Wilfred G. Lambert argued that Mamu's gender in sources such as the god list An = Anum, where she is directly described as dumu.munus, "daughter," was most likely influenced by the feminine grammatical gender of the Akkadian translation of her name, šuttu. References to male Mamu are also known. Julia M. Asher-Greve proposes that Mamu was primarily seen as a female deity, and the references to male Mamu should be treated as a late change as in the case of Ninkasi or Ninmug.

==Associations with other deities==
Mamu's father was the sun god Utu (Shamash) whose wife was Aya. The god list An = Anum labels Mamu as the "Utu of dreams" (^{d}Utu ma-mú-da-ke_{4}). It has been suggested that the connection between the sun god and dream deities was based on his well attested role in divination. According to An = Anum, Mamu's siblings were Niggina (the personification of truth), Kittum (uncommonly treated as male and distinct from Niggina, despite usually simply being the Akkadian form of her name) and Sisig, a male dream deity. In the earlier Weidner god list, Mamu appears alongside Utu and Aya but without the relation being specified. According to Manfred Krebernik, she is linked with the deity Nin-PIRIG in this source.

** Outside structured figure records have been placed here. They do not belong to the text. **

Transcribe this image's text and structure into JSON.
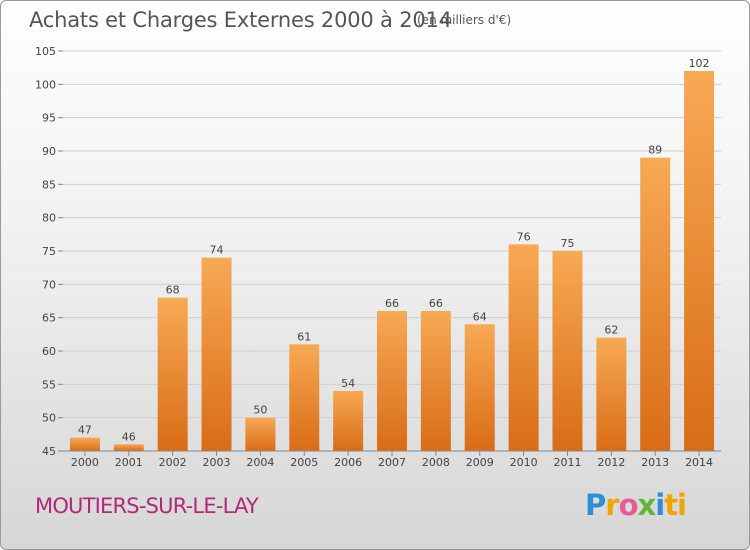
{
  "header": {
    "title": "Achats et Charges Externes 2000 à 2014",
    "unit": "(en milliers d'€)"
  },
  "footer": {
    "location": "MOUTIERS-SUR-LE-LAY",
    "brand_letters": [
      "P",
      "r",
      "o",
      "x",
      "i",
      "ti"
    ]
  },
  "colors": {
    "bar_top": "#f7a954",
    "bar_bottom": "#d96c16",
    "grid": "#cfcfcf",
    "location_text": "#b0287a"
  },
  "chart_data": {
    "type": "bar",
    "title": "Achats et Charges Externes 2000 à 2014",
    "categories": [
      "2000",
      "2001",
      "2002",
      "2003",
      "2004",
      "2005",
      "2006",
      "2007",
      "2008",
      "2009",
      "2010",
      "2011",
      "2012",
      "2013",
      "2014"
    ],
    "values": [
      47,
      46,
      68,
      74,
      50,
      61,
      54,
      66,
      66,
      64,
      76,
      75,
      62,
      89,
      102
    ],
    "ylim": [
      45,
      105
    ],
    "yticks": [
      45,
      50,
      55,
      60,
      65,
      70,
      75,
      80,
      85,
      90,
      95,
      100,
      105
    ],
    "grid": true,
    "xlabel": "",
    "ylabel": ""
  }
}
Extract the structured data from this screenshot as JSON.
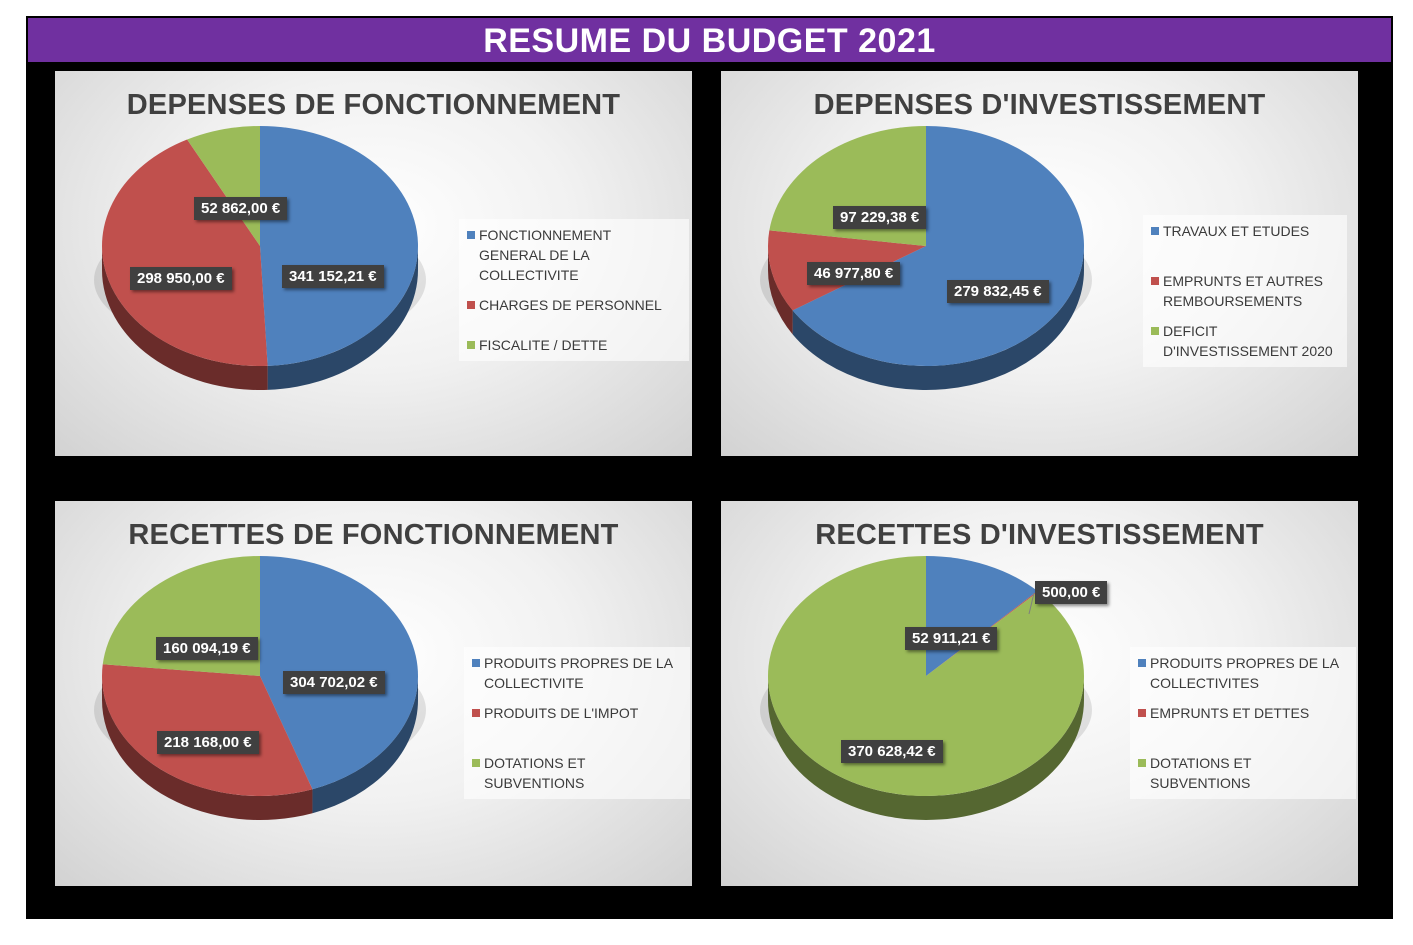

Mamu's husband was Bunene, the sukkal (divine vizier) of her father.

Wilfred G. Lambert proposed that the goddess Mumudu might be one and the same as Mamu based on the similarity of their names. In the myth Enki and Ninmah, she appears as one of the seven helpers of the eponymous goddess, the other six being Ninimma, Shuzianna, Ninmada, Ninšar, Ninmug and Ninniginna. These deities do not appear together elsewhere, but in this myth they are identified as Šassūrātu, a group of assistants of Ninmah.

==Worship==
A temple of Mamu and Bunene existed in Sippar. They received offerings together according to administrative texts from this city. For example, Iltani, daughter of Sin-Muballit, offered mirsu cakes to both of them twice in the twenty first year of Hammurabi's reign. Theophoric names invoking Mamu are attested in documents from the same city, for example Warad-Mamu and Amat-Mamu. In contracts she appears alongside Bunene as a divine witness, similarly to how Shamash and Aya appear together. No other divine couples appear in documents from that city in similar roles. Mamu also appears as a witness on her own, which is only attested for Aya and Annunitum otherwise when it comes to goddesses worshiped in Sippar. It has been proposed that a goddess depicted frontally on some seals from Sippar might be Mamu, but it is also possible that she should be identified as Aya.

A sanctuary dedicated to Mamu was built by the Assyrian king Assurnasirpal II in Imgur-Enlil (modern Balawat) next to the royal palace, but according to Wilfred G. Lambert, in this location the deity was viewed as male. Male Mamu is also attested in some Akkadian prayers.